Last year, the Federation of School Governing Bodies took the department to the Constitutional Court over admission regulations. Under the current regulations, a child can attend a school within a 5km radius of their home or parents' work.

In January, Gauteng Education MEC Panyaza Lesufi said they wanted to increase the radius to 30km in an effort to change school demographics and redraw boundaries.

The court gave the department 12 months to set fresh rules to determine feeder zones.

At the start of the 2017 academic year, Lesufi said the department had asked for a month's extension to submit the proposed feeder zones and that they would be ready when the 2018 application process started. But this hasn't been the case.

Gauteng education spokesperson Oupa Bodibe said: “The department has not published any information on feeder zones as yet. The department is currently busy with the conceptualisation and planning related to the determination of feeder zones. Once these processes have been finalised, consultation will be undertaken with stakeholders.”

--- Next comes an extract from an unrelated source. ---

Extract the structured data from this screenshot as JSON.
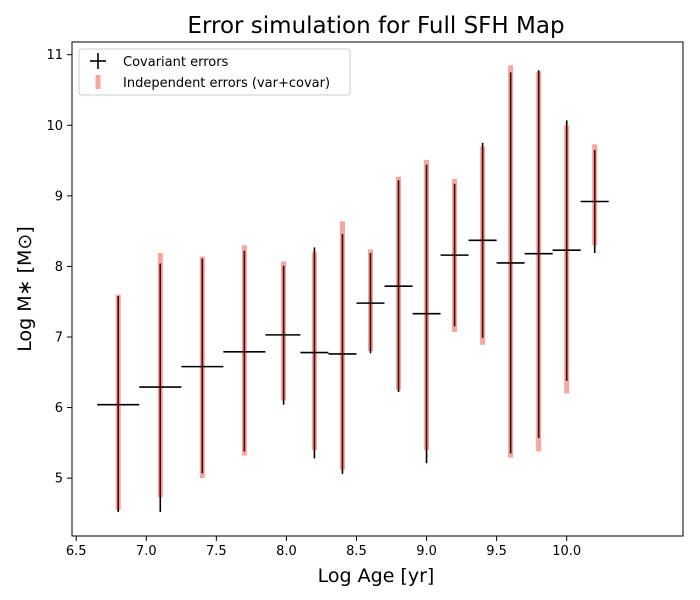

The feeder zones are important because they determine which school a learner can apply to.

There are about 2300 primary and high schools in the province and all of them and their school governing bodies have to be consulted before the new regulations are published.

The department has set up district demarcation boards to assist with the consultation.

Bodibe said schools would be consulted once the proposals had been finalised.

Kathy Callaghan of the Governors Alliance said they had not been consulted on the proposed feeder zones. “As far as we know, schools have not been consulted. We will have to wait until next year because it is now too late to implement them.”

Bodibe said that so far, the online application system which was introduced last year had received 318000 applications for Grade 1 and Grade 8.

“However, if we exclude duplications, we have 218106,” he said.